Cependant, on ne peut que constater qu’entre ces expériences et le projet d’Einsteinville, il y a un monde. C’est qu’entre-temps, à Paris, les pouvoirs publics ont changé leur fusil d’épaule. Et c’est encore l’historienne Anne Grynberg qui le note : « L’idée directrice du gouvernement étant (alors) de mettre en place une commission au ministère de l’Intérieur chargée d’« étudier sur place un certain nombre de projets de cette nature pour grouper tous les Juifs allemands en trois ou quatre centres, isolés les uns des autres, dans les régions pauvres et éloignées de toute ville importante ». Il n’en fut donc rien.

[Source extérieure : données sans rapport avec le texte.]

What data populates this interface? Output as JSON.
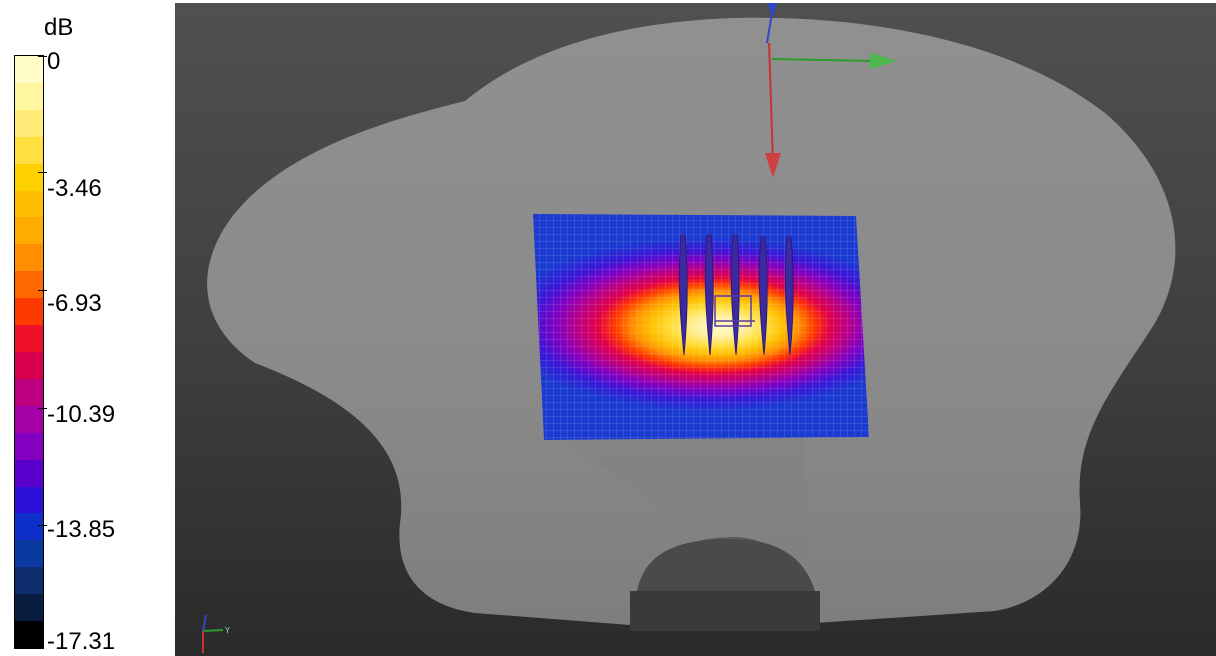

Et l’on est tenté de conclure, près de 90 ans plus tard, que c’est sans doute le mieux qui pouvait arriver. En tout cas le moins pire. Quand bien même le chantier n’aurait pas été achevé en 1940, les habitants d’Einsteinville déjà sur place se seraient tout simplement retrouvés dans un piège une fois le régime de Vichy installé. Et a fortiori quand la zone « sud » aurait été occupée fin 1942. Le bilan chiffré de la mise en œuvre de la Shoah en France avec la complicité des collabos est déjà si lourd. Il l’aurait été sans doute davantage encore.

Philippe Mellet

(*) Référence évidemment au scientifique lauréat du prix Nobel en 1921 qui apprenant justement en 1933 que sa maison a été pillée par les Nazis, décide alors de s’installer aux Etats-Unis.

Sources :

• Archives départementales du Lot.

• Article d’AndréSalvage dans le Bulletin de la Société des études du Lot en 2005.

• « Les Cahiers du judaïsme », n° 30, article « Un kibboutz en Corrèze, 1933-1935 » par Anne Grynberg, professeur des Universités en histoire contemporaine (INALCO / université Paris I – Sorbonne), janvier 2011.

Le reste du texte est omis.